Elect This
Filed Under: The Future Freaks Me Out
Now that everyone’s had their fill of chocolate candy and women dressed as slutty teachers/schoolgirls/police officers/firefighters/referees, it’s time to come back down to reality. Two of the year’s more “family-oriented” holidays are almost upon us, the economy is still a mess and by the end of this week we’ll know the results of that whole “election” thing everyone keeps talking about. These days the Future really does Freak Me Out.
And you’re right. There’s no such thing as enough when it comes to slutty referees.
Here’s RA’s FFMO Election Special, since after this week I never want to hear the word “election” again.
For Laughs
No one’s milked Election 2008 more than Saturday Night Live, and who can blame them? The comedy show’s political coverage and presidential impersonations have remained relevant and hilarious, even as some of its other skits veer off into the unfunny and downright bizarre.
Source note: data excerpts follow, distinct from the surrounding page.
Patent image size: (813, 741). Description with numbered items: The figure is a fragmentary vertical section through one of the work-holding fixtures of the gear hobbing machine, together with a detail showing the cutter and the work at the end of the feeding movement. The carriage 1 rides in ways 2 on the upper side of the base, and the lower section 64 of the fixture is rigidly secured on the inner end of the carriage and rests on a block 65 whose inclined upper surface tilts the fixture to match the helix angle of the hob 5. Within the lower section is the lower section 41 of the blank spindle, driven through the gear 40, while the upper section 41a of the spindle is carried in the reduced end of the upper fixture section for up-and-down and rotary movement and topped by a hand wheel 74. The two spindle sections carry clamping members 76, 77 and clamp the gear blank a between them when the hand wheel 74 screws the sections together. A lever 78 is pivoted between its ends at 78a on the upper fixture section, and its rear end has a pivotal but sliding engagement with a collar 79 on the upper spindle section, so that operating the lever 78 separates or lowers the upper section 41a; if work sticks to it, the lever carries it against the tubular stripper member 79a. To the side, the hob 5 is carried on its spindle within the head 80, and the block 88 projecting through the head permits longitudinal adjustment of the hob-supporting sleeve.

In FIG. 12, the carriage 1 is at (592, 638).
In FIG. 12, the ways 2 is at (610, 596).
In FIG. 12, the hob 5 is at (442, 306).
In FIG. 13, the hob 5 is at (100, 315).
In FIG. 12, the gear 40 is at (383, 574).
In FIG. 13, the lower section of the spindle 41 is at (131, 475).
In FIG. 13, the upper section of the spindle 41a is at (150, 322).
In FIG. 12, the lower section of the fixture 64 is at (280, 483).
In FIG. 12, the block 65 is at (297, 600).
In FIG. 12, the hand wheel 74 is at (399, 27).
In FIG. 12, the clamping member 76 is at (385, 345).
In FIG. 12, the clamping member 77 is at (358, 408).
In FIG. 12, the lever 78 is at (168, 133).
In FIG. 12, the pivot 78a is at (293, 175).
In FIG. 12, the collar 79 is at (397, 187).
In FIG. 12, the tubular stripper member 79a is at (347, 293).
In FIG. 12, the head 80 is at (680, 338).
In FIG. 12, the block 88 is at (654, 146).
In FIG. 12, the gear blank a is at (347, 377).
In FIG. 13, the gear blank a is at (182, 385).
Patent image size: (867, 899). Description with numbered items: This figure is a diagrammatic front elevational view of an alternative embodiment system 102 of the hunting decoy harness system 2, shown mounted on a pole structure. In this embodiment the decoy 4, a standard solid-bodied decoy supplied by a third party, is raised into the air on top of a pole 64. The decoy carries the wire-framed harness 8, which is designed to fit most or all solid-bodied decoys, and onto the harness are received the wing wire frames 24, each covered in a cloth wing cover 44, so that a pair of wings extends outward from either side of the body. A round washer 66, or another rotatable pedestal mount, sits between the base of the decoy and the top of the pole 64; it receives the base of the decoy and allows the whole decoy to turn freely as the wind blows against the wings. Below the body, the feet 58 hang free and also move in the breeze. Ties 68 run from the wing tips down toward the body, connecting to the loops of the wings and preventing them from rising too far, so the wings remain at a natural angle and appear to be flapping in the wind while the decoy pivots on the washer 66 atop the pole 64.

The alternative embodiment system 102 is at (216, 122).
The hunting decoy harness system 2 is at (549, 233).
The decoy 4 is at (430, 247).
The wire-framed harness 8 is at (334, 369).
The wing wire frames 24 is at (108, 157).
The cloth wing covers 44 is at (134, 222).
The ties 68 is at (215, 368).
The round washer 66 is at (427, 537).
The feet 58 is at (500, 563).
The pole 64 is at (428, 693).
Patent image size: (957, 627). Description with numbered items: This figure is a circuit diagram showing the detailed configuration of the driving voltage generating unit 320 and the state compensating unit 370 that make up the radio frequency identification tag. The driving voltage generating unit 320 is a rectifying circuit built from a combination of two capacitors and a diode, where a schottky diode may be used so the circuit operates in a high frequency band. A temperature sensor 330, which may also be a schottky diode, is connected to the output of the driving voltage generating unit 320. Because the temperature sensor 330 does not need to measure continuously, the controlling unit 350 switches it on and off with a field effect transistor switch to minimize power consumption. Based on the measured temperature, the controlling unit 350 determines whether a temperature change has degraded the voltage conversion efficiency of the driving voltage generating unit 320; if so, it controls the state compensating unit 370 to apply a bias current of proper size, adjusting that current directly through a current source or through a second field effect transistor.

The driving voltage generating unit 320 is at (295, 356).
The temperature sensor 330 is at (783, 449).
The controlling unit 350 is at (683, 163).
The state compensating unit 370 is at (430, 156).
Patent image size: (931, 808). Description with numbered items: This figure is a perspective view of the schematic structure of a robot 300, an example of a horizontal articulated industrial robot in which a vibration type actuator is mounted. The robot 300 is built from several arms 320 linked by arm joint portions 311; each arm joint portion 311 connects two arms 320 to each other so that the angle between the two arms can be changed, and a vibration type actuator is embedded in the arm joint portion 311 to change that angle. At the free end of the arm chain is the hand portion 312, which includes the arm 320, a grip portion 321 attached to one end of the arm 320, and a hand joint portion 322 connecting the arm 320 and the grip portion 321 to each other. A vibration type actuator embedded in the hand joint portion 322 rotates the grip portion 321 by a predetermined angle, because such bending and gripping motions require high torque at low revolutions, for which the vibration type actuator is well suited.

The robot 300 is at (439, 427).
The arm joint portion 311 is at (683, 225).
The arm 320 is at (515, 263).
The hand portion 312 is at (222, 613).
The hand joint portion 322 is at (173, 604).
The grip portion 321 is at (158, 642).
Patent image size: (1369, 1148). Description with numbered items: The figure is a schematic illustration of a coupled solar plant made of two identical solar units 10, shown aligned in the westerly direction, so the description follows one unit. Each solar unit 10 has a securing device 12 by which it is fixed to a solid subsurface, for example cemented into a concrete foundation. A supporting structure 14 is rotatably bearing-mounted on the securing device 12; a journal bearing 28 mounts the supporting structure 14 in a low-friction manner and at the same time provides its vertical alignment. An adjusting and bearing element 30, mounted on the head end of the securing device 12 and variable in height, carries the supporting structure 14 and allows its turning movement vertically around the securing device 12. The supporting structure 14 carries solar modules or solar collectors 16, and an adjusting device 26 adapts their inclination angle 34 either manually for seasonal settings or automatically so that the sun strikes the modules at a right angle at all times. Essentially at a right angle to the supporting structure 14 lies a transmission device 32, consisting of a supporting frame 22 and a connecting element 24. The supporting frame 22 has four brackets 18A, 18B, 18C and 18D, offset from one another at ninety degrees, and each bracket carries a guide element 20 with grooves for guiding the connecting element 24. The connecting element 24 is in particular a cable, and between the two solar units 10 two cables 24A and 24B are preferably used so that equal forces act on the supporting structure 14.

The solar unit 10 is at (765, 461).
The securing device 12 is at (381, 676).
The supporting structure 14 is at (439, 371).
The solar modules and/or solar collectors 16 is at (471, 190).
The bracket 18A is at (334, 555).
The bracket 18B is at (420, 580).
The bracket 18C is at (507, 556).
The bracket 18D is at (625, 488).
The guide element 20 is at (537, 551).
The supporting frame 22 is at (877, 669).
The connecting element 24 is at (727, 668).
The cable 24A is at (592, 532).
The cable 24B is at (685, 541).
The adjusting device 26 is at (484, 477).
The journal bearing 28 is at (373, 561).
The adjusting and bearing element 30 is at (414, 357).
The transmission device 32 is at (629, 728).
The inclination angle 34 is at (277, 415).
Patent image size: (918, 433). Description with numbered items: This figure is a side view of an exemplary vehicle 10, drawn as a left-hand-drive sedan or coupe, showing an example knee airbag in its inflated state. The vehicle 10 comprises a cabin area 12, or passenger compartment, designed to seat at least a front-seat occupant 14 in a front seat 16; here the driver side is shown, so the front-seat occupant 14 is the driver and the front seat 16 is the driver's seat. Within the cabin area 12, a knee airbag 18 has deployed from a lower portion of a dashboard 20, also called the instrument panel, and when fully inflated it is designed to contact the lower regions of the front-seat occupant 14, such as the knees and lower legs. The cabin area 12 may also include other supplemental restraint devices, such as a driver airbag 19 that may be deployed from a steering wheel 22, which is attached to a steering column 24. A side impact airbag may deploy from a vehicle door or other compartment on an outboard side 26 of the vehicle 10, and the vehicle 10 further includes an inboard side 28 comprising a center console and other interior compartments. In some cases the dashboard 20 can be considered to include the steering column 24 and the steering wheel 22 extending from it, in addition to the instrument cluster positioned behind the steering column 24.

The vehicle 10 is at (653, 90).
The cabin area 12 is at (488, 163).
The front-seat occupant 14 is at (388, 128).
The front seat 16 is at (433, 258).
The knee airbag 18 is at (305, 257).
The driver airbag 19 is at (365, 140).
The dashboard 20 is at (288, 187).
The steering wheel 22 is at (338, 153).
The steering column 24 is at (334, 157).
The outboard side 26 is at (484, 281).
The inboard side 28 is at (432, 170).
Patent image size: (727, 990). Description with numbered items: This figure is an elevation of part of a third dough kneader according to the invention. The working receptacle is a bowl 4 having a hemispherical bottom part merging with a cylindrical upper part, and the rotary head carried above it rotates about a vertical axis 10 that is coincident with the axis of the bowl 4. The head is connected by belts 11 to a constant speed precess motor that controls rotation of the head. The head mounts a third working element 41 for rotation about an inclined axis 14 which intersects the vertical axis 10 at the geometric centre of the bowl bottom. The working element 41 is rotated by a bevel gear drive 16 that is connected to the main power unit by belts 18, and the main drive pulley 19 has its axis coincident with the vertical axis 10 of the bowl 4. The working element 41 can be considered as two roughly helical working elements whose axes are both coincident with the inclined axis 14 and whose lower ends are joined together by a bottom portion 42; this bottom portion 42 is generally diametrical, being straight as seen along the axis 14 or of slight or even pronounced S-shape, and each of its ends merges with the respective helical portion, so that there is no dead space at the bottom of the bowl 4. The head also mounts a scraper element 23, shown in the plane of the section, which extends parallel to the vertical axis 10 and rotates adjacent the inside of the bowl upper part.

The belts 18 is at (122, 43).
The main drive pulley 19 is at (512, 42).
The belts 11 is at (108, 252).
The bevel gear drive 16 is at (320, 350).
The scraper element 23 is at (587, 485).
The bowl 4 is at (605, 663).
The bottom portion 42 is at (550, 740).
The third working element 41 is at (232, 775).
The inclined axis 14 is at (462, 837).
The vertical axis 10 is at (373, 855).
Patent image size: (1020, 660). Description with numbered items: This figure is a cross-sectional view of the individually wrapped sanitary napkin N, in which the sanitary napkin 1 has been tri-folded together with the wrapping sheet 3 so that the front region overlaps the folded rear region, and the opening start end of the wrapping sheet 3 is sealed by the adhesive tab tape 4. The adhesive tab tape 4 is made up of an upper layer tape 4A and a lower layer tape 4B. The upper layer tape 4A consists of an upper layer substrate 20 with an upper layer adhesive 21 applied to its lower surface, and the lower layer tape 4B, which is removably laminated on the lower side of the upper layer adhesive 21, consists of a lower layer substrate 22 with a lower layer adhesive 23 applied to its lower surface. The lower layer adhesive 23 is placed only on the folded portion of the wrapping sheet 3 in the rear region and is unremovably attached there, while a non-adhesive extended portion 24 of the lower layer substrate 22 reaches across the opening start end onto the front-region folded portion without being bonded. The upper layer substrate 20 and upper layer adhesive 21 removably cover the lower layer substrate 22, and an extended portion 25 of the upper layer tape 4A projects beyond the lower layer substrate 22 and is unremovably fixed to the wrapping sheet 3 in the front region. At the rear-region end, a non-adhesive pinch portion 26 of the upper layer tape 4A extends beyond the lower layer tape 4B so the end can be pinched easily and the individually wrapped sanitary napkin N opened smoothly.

So in the interest of giving SNL its last election hurrah, and perhaps in the hopes that this will be the last time I have to see Tina Fey as Sarah Palin (here’s hoping for four years of Obama/Biden impersonations), tune in on Tuesday for SNL’s last-minute skitfest ahead of the actual, you know, results.
For Tears
Coverage, coverage, coverage. Who even knows where to begin. Choosing which network or cable news outlet you prefer for your up-to-the-minute results is as tough as choosing, I don’t know, a shade of lipstick for your pig. If you’re like me, the decision comes down to rather arbitrary qualifications: anchors’ choice of facial hair, prevalence of digital touch screens, frequency of flashing headlines. I prefer my coverage simple and to the point: Wins here, loses there. Because my living room is the real Situation Room, and the situation is this: I want to go to bed knowing whether my country is headed for long-term recovery, or an imminent nuclear war.
For Shits and Giggles
Once you cast your vote on Tuesday, it’s over. Decision made, and all that’s left is the sitting and waiting and praying that the rest of America is even half as smart as you are. But there is some icing on the cake. Or rather, ice cream. Participating Ben & Jerry’s locations are handing out a free scoop of ice cream to anyone who voted, regardless of who they voted for. From 5 p.m. until 8 p.m. on election day, head over to a participating B&J location to pick up your free scoop. …But seriously. Only if you voted for Obama.
Last Week’s (Election) Highlights
- I’m Barack Obama, bitch! — “Were we still in the lighthearted days when The Chappelle Show graced television sets across this nation, not one week would have passed before we’d see a faux political advertisement from the Obama campaign, advising America’s racists to “Just go ahead and vote for the n****r!”
- Maddow dumbs down politics — “For all you Joe Six Packs, Plumbers and G.I.s out there, the politics-as-football metaphor should help you understand why your pal is losing and help you come to grips with the looming onslaught of socialism.”
- God hates people who hate things — “These people claim that ‘God hates America,’ when its their kind that are exactly what is wrong with the country in the first place. Granted, and I hate to say this, they are entitled to their freedom of speech (such that it is) as much as any other citizen. I only regret that I don’t have the freedom to cram that speech back down their throats with a ball peen hammer.”